Wave-like breathing or Grokk's breathing is somewhat reminiscent of Cheyne-Stokes breathing, with the only difference that instead of a respiratory pause, weak shallow breathing is noted, followed by an increase in the depth of respiratory movements, and then its decrease.

This type of arrhythmic dyspnea, apparently, can be considered as stages of the same pathological processes that cause Cheyne-Stokes breathing. Chain-Stokes breathing and "wave breathing" are interconnected and can pass into each other; the transitional form is called ""incomplete Cheyne-Stokes rhythm".

Breath of Kussmaul

Named after Adolf Kussmaul, a German scientist who first described it in the 19th century.

Pathological Kussmaul breathing (“big breathing”) is a pathological form of breathing that occurs in severe pathological processes (pre-terminal stages of life). Periods of cessation of respiratory movements alternate with rare, deep, convulsive, noisy breaths.

Refers to the terminal types of breathing, is an extremely unfavorable prognostic sign.

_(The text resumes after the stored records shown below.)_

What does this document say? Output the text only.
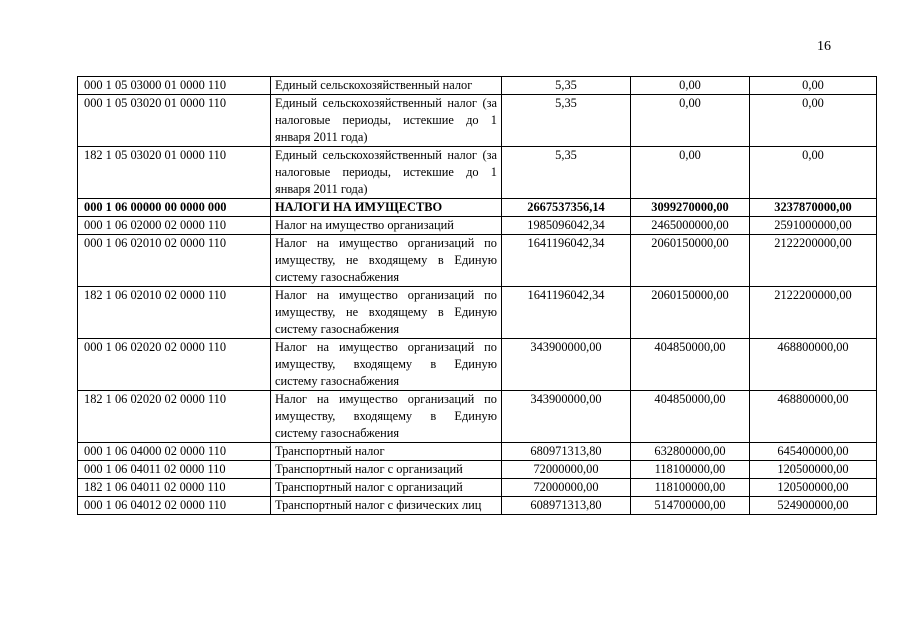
16
000 1 05 03000 01 0000 110	Единый сельскохозяйственный налог	5,35	0,00	0,00
000 1 05 03020 01 0000 110	Единый сельскохозяйственный налог (за налоговые периоды, истекшие до 1 января 2011 года)	5,35	0,00	0,00
182 1 05 03020 01 0000 110	Единый сельскохозяйственный налог (за налоговые периоды, истекшие до 1 января 2011 года)	5,35	0,00	0,00
000 1 06 00000 00 0000 000	НАЛОГИ НА ИМУЩЕСТВО	2667537356,14	3099270000,00	3237870000,00
000 1 06 02000 02 0000 110	Налог на имущество организаций	1985096042,34	2465000000,00	2591000000,00
000 1 06 02010 02 0000 110	Налог на имущество организаций по имуществу, не входящему в Единую систему газоснабжения	1641196042,34	2060150000,00	2122200000,00
182 1 06 02010 02 0000 110	Налог на имущество организаций по имуществу, не входящему в Единую систему газоснабжения	1641196042,34	2060150000,00	2122200000,00
000 1 06 02020 02 0000 110	Налог на имущество организаций по имуществу, входящему в Единую систему газоснабжения	343900000,00	404850000,00	468800000,00
182 1 06 02020 02 0000 110	Налог на имущество организаций по имуществу, входящему в Единую систему газоснабжения	343900000,00	404850000,00	468800000,00
000 1 06 04000 02 0000 110	Транспортный налог	680971313,80	632800000,00	645400000,00
000 1 06 04011 02 0000 110	Транспортный налог с организаций	72000000,00	118100000,00	120500000,00
182 1 06 04011 02 0000 110	Транспортный налог с организаций	72000000,00	118100000,00	120500000,00
000 1 06 04012 02 0000 110	Транспортный налог с физических лиц	608971313,80	514700000,00	524900000,00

Kussmaul's breathing is peculiar, noisy, rapid without a subjective sensation of suffocation, in which deep costo-abdominal inspirations alternate with large expiration in the form of "extra-expirations" or an active expiratory end. It is observed in an extremely serious condition (hepatic, uremic, diabetic coma), in case of poisoning with methyl alcohol or in other diseases leading to acidosis. As a rule, patients with Kussmaul's breath are in a coma. In diabetic coma, Kussmaul's breath appears against the background of exsicosis, the skin of sick animals is dry; gathered in a fold, it is difficult to straighten. There may be trophic changes in the limbs, scratching, hypotension of the eyeballs, and the smell of acetone from the mouth. The temperature is subnormal, blood pressure is lowered, consciousness is absent. In uremic coma, Kussmaul respiration is less common, Cheyne-Stokes respiration is more common.